"Bring me that packet of cotton-wool, the little leather case, all the bandages, and the bottle with the red label, at once. Tell the trooper to fetch the others."

By the time he returned she had the handkerchief the trooper had bound round the old man's leg loosened.

"Open the case and give me the scissors," she said without a trace of excitement or nervousness in her voice.

She slipped a rent in the trouser and held the edges back, revealing a punctured wound out of which a red stream gushed. In a moment she had a wad of cotton-wool rolled and moistened it from the bottle with the red label, placing it with a firm light touch on the wound.

"While I hold this, cut the trouser leg right down," she said, and Harding, his own nerves steadied by the calmness of hers, did as she bid.
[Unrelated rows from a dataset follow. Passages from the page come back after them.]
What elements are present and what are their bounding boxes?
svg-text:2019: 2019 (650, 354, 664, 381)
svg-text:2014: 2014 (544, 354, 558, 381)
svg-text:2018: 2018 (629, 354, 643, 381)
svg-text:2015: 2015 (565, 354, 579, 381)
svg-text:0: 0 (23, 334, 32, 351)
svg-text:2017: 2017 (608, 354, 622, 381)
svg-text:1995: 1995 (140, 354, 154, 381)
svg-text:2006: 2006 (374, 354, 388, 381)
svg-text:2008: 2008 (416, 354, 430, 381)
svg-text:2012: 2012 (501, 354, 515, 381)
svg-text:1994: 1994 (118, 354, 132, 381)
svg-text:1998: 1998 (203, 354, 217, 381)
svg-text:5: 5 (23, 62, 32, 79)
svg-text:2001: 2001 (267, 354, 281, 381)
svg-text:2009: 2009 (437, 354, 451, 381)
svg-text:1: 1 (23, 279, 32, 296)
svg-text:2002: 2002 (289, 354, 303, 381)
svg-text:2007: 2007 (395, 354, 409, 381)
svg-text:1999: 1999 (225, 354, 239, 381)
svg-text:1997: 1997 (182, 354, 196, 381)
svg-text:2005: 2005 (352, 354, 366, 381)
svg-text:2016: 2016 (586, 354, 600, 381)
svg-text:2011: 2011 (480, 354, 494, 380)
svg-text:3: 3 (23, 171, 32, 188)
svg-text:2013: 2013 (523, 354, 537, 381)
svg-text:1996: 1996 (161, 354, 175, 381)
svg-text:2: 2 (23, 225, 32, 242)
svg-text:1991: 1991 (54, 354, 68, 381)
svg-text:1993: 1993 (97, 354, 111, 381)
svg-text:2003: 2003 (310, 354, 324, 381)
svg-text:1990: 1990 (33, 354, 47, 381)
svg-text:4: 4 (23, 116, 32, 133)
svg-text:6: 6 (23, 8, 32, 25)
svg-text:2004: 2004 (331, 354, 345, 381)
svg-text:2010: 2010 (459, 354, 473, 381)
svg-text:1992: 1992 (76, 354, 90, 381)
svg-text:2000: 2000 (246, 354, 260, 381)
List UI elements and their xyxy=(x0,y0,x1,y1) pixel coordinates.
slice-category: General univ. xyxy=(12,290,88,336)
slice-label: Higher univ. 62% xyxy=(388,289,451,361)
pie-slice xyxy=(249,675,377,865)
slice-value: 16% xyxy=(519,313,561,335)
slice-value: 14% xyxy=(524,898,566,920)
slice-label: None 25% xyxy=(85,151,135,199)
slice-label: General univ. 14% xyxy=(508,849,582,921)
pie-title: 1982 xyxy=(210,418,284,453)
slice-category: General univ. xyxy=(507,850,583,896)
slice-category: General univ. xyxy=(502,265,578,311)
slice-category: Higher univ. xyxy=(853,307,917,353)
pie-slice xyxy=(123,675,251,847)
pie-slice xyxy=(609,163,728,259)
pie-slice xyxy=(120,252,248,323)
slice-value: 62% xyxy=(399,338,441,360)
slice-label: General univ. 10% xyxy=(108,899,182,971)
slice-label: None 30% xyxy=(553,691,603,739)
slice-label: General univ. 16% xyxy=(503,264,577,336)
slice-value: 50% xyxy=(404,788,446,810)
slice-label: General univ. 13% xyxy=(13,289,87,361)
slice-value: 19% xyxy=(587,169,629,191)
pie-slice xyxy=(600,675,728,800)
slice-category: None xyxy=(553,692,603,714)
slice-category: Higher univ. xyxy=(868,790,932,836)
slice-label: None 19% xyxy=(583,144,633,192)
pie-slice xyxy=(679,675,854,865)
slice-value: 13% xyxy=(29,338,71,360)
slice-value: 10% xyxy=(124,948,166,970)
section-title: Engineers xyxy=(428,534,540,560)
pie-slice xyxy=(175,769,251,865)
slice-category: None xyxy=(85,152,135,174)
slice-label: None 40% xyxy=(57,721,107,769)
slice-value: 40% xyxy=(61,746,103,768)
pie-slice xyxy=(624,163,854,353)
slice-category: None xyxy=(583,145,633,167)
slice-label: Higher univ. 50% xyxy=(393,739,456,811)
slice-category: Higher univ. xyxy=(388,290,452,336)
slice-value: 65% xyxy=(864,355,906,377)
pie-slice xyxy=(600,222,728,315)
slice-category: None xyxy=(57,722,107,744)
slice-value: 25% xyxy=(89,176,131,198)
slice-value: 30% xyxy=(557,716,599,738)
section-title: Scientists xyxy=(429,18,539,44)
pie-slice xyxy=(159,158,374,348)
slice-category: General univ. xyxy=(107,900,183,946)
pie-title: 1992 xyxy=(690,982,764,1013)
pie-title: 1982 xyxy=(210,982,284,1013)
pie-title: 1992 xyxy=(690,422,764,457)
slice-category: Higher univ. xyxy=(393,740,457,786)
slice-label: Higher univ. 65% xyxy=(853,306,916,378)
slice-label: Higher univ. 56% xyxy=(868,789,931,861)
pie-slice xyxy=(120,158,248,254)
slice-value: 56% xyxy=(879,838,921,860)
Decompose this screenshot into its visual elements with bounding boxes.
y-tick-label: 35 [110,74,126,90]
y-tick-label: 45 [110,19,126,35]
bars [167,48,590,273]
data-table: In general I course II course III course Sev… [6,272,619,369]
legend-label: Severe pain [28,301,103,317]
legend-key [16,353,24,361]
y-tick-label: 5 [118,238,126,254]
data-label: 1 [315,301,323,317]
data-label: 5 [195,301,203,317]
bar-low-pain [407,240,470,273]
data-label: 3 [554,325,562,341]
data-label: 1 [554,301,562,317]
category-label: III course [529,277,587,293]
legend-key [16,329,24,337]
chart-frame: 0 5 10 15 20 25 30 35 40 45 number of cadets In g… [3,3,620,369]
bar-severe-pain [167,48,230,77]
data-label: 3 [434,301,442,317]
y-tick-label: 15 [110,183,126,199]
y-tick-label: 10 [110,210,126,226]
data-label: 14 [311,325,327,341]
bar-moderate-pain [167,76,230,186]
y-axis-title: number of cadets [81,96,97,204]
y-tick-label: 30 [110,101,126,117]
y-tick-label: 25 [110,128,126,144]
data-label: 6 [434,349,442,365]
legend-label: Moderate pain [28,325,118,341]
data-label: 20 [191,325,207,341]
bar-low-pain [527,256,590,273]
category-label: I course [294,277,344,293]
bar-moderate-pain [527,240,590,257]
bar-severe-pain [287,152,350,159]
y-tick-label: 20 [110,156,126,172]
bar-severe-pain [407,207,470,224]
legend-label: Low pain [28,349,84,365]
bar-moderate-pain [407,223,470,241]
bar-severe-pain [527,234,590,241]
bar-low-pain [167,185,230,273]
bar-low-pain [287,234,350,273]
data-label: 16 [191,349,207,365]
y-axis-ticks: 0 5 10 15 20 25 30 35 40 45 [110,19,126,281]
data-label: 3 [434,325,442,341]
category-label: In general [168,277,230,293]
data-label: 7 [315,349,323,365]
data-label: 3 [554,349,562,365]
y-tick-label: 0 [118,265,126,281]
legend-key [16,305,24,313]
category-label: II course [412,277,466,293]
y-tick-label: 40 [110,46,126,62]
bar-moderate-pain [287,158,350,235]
The trooper came over with the rest of the articles, and while she watched what Harding was doing she told him, quietly, how to prepare a lotion and bring it to her.

Gale came over as soon as he had secured his horses.

"Will you go down to the men's huts and see if there is a bunk where we can put him?" she said, looking quickly at Gale.

"Why didn't you think of that?" Gale exclaimed as he glanced at the trooper. "You ought to have taken them there at once."

"You had better go too," she added to the trooper. "Bring something back with you, a door or a table or anything that will do to carry him on."